In Rome, ancient edifices lie around every corner, so as you wander the medieval streets past Renaissance palaces on your way to savor the joy of gelato, you'll wonder at the ubiquitous fragments of our classical inheritance. Rome will deliver unexpected surprises to those who heed Horace's call of CARPE DIEM.
This class leads students out of the classroom and into world famous archeological sites (think Colosseum) and world class museums (think the Vatican Museums and its Sistine Chapel) in order to examine the history and culture of Rome from its Greek and Etruscan antecedents through the Roman Republic doomed by Julius Caesar on to the Roman Empire established by Caesar Augustus, all the way to the Renaissance transformation of the Classical ideal.

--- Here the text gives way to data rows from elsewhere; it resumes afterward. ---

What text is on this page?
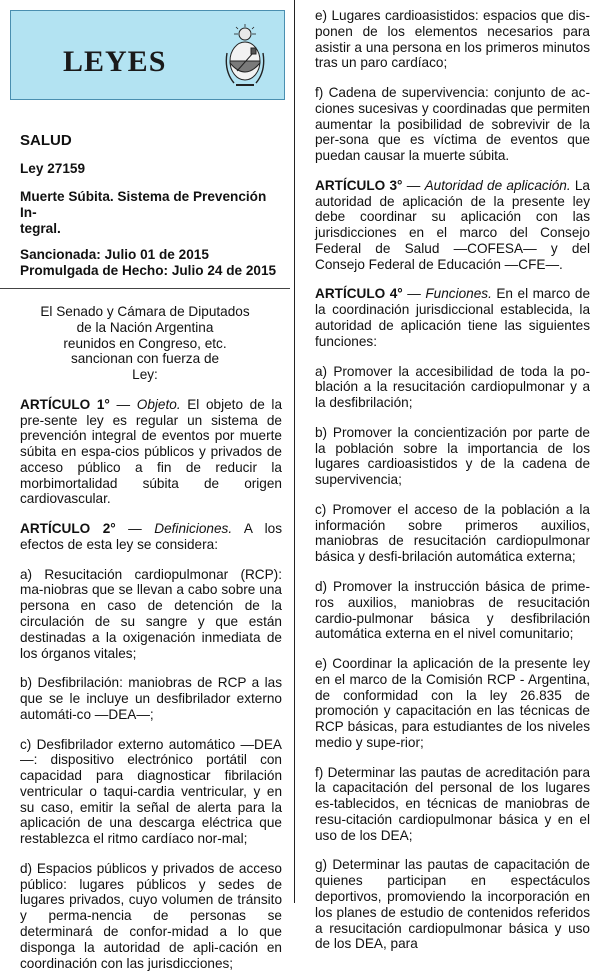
LEYES
SALUD
Ley 27159
Muerte Súbita. Sistema de Prevención In-
tegral.
Sancionada: Julio 01 de 2015
Promulgada de Hecho: Julio 24 de 2015
El Senado y Cámara de Diputados
de la Nación Argentina
reunidos en Congreso, etc.
sancionan con fuerza de
Ley:

ARTÍCULO 1° — Objeto. El objeto de la pre-sente ley es regular un sistema de prevención integral de eventos por muerte súbita en espa-cios públicos y privados de acceso público a fin de reducir la morbimortalidad súbita de origen cardiovascular.

ARTÍCULO 2° — Definiciones. A los efectos de esta ley se considera:

a) Resucitación cardiopulmonar (RCP): ma-niobras que se llevan a cabo sobre una persona en caso de detención de la circulación de su sangre y que están destinadas a la oxigenación inmediata de los órganos vitales;

b) Desfibrilación: maniobras de RCP a las que se le incluye un desfibrilador externo automáti-co —DEA—;

c) Desfibrilador externo automático —DEA—: dispositivo electrónico portátil con capacidad para diagnosticar fibrilación ventricular o taqui-cardia ventricular, y en su caso, emitir la señal de alerta para la aplicación de una descarga eléctrica que restablezca el ritmo cardíaco nor-mal;

d) Espacios públicos y privados de acceso público: lugares públicos y sedes de lugares privados, cuyo volumen de tránsito y perma-nencia de personas se determinará de confor-midad a lo que disponga la autoridad de apli-cación en coordinación con las jurisdicciones;

e) Lugares cardioasistidos: espacios que dis-ponen de los elementos necesarios para asistir a una persona en los primeros minutos tras un paro cardíaco;

f) Cadena de supervivencia: conjunto de ac-ciones sucesivas y coordinadas que permiten aumentar la posibilidad de sobrevivir de la per-sona que es víctima de eventos que puedan causar la muerte súbita.

ARTÍCULO 3° — Autoridad de aplicación. La autoridad de aplicación de la presente ley debe coordinar su aplicación con las jurisdicciones en el marco del Consejo Federal de Salud —COFESA— y del Consejo Federal de Educación —CFE—.

ARTÍCULO 4° — Funciones. En el marco de la coordinación jurisdiccional establecida, la autoridad de aplicación tiene las siguientes funciones:

a) Promover la accesibilidad de toda la po-blación a la resucitación cardiopulmonar y a la desfibrilación;

b) Promover la concientización por parte de la población sobre la importancia de los lugares cardioasistidos y de la cadena de supervivencia;

c) Promover el acceso de la población a la información sobre primeros auxilios, maniobras de resucitación cardiopulmonar básica y desfi-brilación automática externa;

d) Promover la instrucción básica de prime-ros auxilios, maniobras de resucitación cardio-pulmonar básica y desfibrilación automática externa en el nivel comunitario;

e) Coordinar la aplicación de la presente ley en el marco de la Comisión RCP - Argentina, de conformidad con la ley 26.835 de promoción y capacitación en las técnicas de RCP básicas, para estudiantes de los niveles medio y supe-rior;

f) Determinar las pautas de acreditación para la capacitación del personal de los lugares es-tablecidos, en técnicas de maniobras de resu-citación cardiopulmonar básica y en el uso de los DEA;

g) Determinar las pautas de capacitación de quienes participan en espectáculos deportivos, promoviendo la incorporación en los planes de estudio de contenidos referidos a resucitación cardiopulmonar básica y uso de los DEA, para
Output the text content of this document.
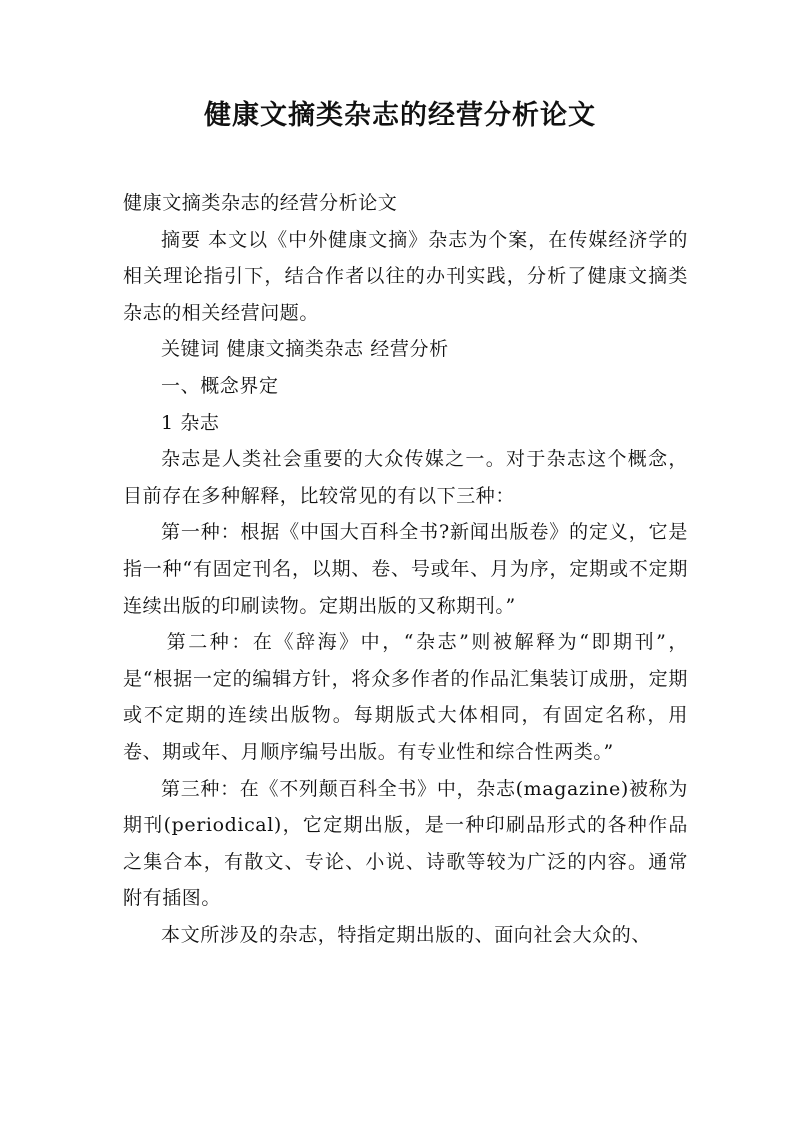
健康文摘类杂志的经营分析论文

健康文摘类杂志的经营分析论文

摘要 本文以《中外健康文摘》杂志为个案，在传媒经济学的相关理论指引下，结合作者以往的办刊实践，分析了健康文摘类杂志的相关经营问题。

关键词 健康文摘类杂志 经营分析

一、概念界定

1 杂志

杂志是人类社会重要的大众传媒之一。对于杂志这个概念，目前存在多种解释，比较常见的有以下三种：

第一种：根据《中国大百科全书?新闻出版卷》的定义，它是指一种“有固定刊名，以期、卷、号或年、月为序，定期或不定期连续出版的印刷读物。定期出版的又称期刊。”

第二种：在《辞海》中，“杂志”则被解释为“即期刊”，是“根据一定的编辑方针，将众多作者的作品汇集装订成册，定期或不定期的连续出版物。每期版式大体相同，有固定名称，用卷、期或年、月顺序编号出版。有专业性和综合性两类。”

第三种：在《不列颠百科全书》中，杂志(magazine)被称为期刊(periodical)，它定期出版，是一种印刷品形式的各种作品之集合本，有散文、专论、小说、诗歌等较为广泛的内容。通常附有插图。

本文所涉及的杂志，特指定期出版的、面向社会大众的、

Exploring the civilizations centered at Rome and Athens will rigorously educate you as you dissect patterns of language, study the structure of an epic poem, or analyze the material remains of a Roman fortress. Your friends and family will wonder at your academic courage, while graduate schools and employers will know and respect that you have willingly faced an intellectual challenge.
"The Department of Classics and Philosophy are all incredibly invested in our growth and have been personally involved in my academic decision-making and extracurricular interests. They have provided opportunities to meet and speak with visiting professors and foster an environment for us to meet and connect with other students in the department."—Abigail Kizziah, Classics major
The degrees offered in Samford's philosophy program equip students to think in an informed and reflective way about the perennially important issues of life—morality, the nature of truth and reality, how we know the world, beauty and art, faith and reason, evil and suffering, justice and society. Students learn to formulate opinions on these issues by engaging the best representatives in the history of philosophy, and develop the skills of inquiry, analysis, communication, and decision-making that will distinguish them in any profession. Our majors earn prestigious fellowships, attend top graduate programs and answer callings in disciplines ranging from business and ministry to education and health care.
In the philosophy program we focus on these questions and how they have been answered over the 2,500 year history of philosophical discussions. Our students learn to read, discuss, and critique the great ideas and arguments that have shaped our Western intellectual culture. Because our professors encourage active, rich discussion of issues vitally important to society in general and to the university in particular, our community plays an indispensable role in Samford's fulfillment of its mission as a Christian university.
The Classics Minor is an excellent choice for students called to law, ministry, government, religion, archaeology, education and any other career that values historical perspective and traditions, language skills, philosophical sophistication and international experience.
A Greek Minor serves many callings, and is especially valuable as preparation for graduate study and careers in ministry, religion, classics, archaeology, philosophy and education.
Our Latin Minor pairs well with majors related to classics, medicine, ministry, education, history, archaeology, political science, philosophy and law.
The Mabry Lunceford Scholarship, honoring a former Samford religion and philosophy professor, is awarded on the basis of merit and need.
The Mae E. Flynt Travel Scholarship is awarded to help students participate in Classics Department programs in Greece and Italy.